Main features¶
Embed in Python code or use command-line tools¶
DISSECT is written in Python. Users with basic familiarity with this language can use DISSECT directly inside their scripts. However, DISSECT also provides many standard functionalities through a set of powerful command-line tools. For example, building different semantic spaces with either positive PMI or logarithm as weighting methods and dimensionality reduction carried out by SVD or NMF is as simple as:
python2.7 build_core_space.py -i input-matrix --input_format sm
--output_format dm -w ppmi,plog -r svd_200,nmf_200
-o outdir
Semantic space creation from co-occurrence matrices¶
The vectors representing words or other linguistic units in a semantic space ultimately encode values that derive from co-occurrence counts extracted from corpora (or other sources). The pipeline from corpora to semantic spaces can be roughly split into two major steps: pre-processing the corpus to collect the relevant counts, and processing the extracted counts mathematically. The first step will be highly language- and project-dependent: How do you tokenize the corpus? Which elements and linguistic contexts do you count? etc. DISSECT does not support pre-processing or counting, but takes directly a (dense or sparse) matrix of co-occurrence counts as input. In this way, we can focus on the more general mathematical side, where we provide various methods to reweight the counts with association measures, dimensionality reduction (supporting not only singular value decomposition but also the less commonly implemented non-negative matrix factorization), as well as supporting the creation of multiple semantic spaces with a single command-line call.
Composition functions¶
The core purpose of DISSECT is to make it easy to use a wide range of vector composition functions that have been proposed in the literature, including those of Mitchell and Lapata (2010), Baroni and Zamparelli (2010) (that we call Lexical Function) and Guevara (2010) (that we call Full Additive).
Function estimation¶
Generalizing the estimation methods of Baroni and Zamparelli and Guevara, we estimate the parameters of composition functions by approximating corpus-extracted vectors that exemplify their outputs. For example, to optimize an adjective-noun composition function, we might minimize (in a least-squares sense) the distance between the vectors the function produces for, e.g., rotten meat, carnivorous zombie and toxic waste and vectors representing the same phrases that have been directly extracted from the corpus (or obtained in some other way). We have a paper, currently under review, in which we explain this approach in detail: please contact us if you want a copy.
Peripheral elements¶
Lexical semantic spaces assume a finite vocabulary of words, each represented by vectors reflecting disjoint distributions in the source corpus. However, compositional spaces contain a potentially infinite number of vectors representing phrases and sentences, and such vectors will not record independent co-occurrences: For example, the vector for slimy maggot will presumably record a subset of the contexts that are also recorded in the vector of maggot. Since both weighting schemes and dimensionality reduction techniques depend on the set of target and context elements in a co-occurrence matrix, these redundancies risk to bias them in unwanted ways: For example, all maggot contexts that are also slimy maggot contexts would be artificially counted twice, distorting the computation of association measures.

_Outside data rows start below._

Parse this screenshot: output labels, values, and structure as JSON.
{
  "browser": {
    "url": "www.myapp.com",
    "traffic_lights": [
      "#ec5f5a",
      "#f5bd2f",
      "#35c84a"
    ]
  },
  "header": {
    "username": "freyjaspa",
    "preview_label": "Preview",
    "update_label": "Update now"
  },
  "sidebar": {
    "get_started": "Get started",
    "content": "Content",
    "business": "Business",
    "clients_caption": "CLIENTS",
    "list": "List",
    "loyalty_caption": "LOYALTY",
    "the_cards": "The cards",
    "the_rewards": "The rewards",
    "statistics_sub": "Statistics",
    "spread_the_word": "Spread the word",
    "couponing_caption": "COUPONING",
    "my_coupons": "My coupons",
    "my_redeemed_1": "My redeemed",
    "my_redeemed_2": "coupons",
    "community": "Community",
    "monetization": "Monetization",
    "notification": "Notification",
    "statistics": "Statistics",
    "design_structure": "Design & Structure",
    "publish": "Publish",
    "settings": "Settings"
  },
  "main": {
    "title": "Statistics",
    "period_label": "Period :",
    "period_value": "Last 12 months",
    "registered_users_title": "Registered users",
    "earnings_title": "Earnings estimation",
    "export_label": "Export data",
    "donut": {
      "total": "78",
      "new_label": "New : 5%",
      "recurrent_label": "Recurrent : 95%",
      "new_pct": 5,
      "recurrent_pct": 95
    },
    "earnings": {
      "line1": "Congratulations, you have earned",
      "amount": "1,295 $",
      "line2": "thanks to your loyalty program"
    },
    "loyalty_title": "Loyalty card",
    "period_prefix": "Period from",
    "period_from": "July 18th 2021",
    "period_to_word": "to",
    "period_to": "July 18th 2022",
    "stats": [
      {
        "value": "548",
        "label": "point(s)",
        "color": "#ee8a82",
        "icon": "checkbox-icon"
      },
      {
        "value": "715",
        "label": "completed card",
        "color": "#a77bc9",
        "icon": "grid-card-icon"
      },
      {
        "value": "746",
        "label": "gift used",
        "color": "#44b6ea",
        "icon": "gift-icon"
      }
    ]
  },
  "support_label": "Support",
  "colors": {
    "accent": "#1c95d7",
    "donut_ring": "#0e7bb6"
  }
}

We solve this problem by allowing the user to specify a separate co-occurrence matrix for peripheral elements (typically, phrases or sentences), whose values will be weighted and reduced using global statistics that have been collected from core elements only (typically, single words), and that are not affected by the peripheral elements in turn. In this way, you can keep adding new elements to the space without worrying about how they affect the overall characteristics of the space.